Currently, a large portion of patients in the state psychiatric hospitals are there until they can be found competent to stand trial for a crime. DeWine says there are better places for those individuals to go through that process, and they are taking space away from people who need treatment. 

Finally, DeWine announced a Red Flag style proposal similar to what his predecessor put forward. 

Last General Assembly Kasich’s proposal died as a result of and unwillingness for the GOP led legislature to move the bill.  

Republicans cited concerns over due process rights as a major sticking point. 

Today, DeWine announced he sought out pro-2nd Amendment advocates in structuring his proposal with due process specifically in mind. 

Kasich gathered member of a coalition from both sides of the argument and reached a compromise for his bill. 

One big difference between the two proposals is the due process portions.

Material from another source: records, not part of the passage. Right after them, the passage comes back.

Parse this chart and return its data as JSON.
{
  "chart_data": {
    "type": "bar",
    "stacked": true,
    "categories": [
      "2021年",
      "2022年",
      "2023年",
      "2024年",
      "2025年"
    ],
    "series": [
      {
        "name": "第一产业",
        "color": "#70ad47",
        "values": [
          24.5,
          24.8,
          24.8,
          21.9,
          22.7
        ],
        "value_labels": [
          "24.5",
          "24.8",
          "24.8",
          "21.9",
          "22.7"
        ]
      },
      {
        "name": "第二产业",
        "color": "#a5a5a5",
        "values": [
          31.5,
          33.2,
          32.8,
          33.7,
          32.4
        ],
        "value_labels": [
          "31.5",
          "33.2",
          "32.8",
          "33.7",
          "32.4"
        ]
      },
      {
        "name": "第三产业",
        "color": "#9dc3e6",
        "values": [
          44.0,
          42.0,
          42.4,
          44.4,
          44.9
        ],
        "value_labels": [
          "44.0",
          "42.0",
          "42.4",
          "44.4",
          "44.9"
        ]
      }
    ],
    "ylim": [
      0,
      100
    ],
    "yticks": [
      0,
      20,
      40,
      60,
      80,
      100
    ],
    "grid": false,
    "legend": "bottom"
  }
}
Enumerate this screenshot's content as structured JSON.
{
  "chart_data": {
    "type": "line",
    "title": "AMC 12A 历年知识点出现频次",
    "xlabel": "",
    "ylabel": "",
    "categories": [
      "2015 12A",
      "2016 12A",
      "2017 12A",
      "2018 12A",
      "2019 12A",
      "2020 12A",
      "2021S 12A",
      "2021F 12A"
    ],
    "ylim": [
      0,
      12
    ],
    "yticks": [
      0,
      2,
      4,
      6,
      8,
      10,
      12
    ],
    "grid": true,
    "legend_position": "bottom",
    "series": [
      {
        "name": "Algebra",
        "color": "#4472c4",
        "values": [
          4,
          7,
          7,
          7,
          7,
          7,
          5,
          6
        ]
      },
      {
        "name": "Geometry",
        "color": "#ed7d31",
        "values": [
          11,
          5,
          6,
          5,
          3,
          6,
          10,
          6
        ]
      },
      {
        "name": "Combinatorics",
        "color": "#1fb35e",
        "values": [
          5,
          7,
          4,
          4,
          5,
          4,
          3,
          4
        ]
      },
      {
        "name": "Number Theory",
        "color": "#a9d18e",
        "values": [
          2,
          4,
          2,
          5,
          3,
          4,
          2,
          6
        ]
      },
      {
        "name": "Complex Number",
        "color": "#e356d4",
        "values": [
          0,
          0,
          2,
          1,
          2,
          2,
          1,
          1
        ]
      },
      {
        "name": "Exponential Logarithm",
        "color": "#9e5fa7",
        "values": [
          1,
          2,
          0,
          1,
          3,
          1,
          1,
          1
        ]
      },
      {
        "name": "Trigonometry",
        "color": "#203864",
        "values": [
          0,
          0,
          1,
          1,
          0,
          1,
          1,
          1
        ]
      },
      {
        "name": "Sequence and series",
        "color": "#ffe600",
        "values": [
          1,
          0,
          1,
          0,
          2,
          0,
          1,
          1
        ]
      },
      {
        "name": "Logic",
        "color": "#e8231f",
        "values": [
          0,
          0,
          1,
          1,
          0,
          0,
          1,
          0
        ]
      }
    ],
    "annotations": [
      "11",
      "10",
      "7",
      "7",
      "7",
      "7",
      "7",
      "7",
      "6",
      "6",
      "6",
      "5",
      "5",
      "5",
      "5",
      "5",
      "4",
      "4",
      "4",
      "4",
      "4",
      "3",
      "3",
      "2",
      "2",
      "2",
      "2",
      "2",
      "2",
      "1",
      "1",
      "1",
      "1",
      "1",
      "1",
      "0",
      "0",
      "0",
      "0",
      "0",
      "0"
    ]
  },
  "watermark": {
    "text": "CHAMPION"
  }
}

Where Kasich’s proposal secured the guns when notification was given to someone that they were a threat to themselves or others, DeWine’s proposal does not.  

Instead DeWine’s proposal has the person notified of the court hearing which must be held within three days, at which time a judge could order the guns secured. 

DeWine’s proposal also calls for a second hearing within 14 days to determine if the order needs to be extended. 

Some, like Chris Dorr, the executive director of Ohio Gun Owners, a grassroots pro-gun rights group calls DeWine’s proposal Red Flag Light and says, gun owners will not be fooled by DeWine’s attempts. 

Two other pro-gun rights groups were invited to the press conference by the administration, Buckeye Firearms Association and Ohioans for Concealed Carry.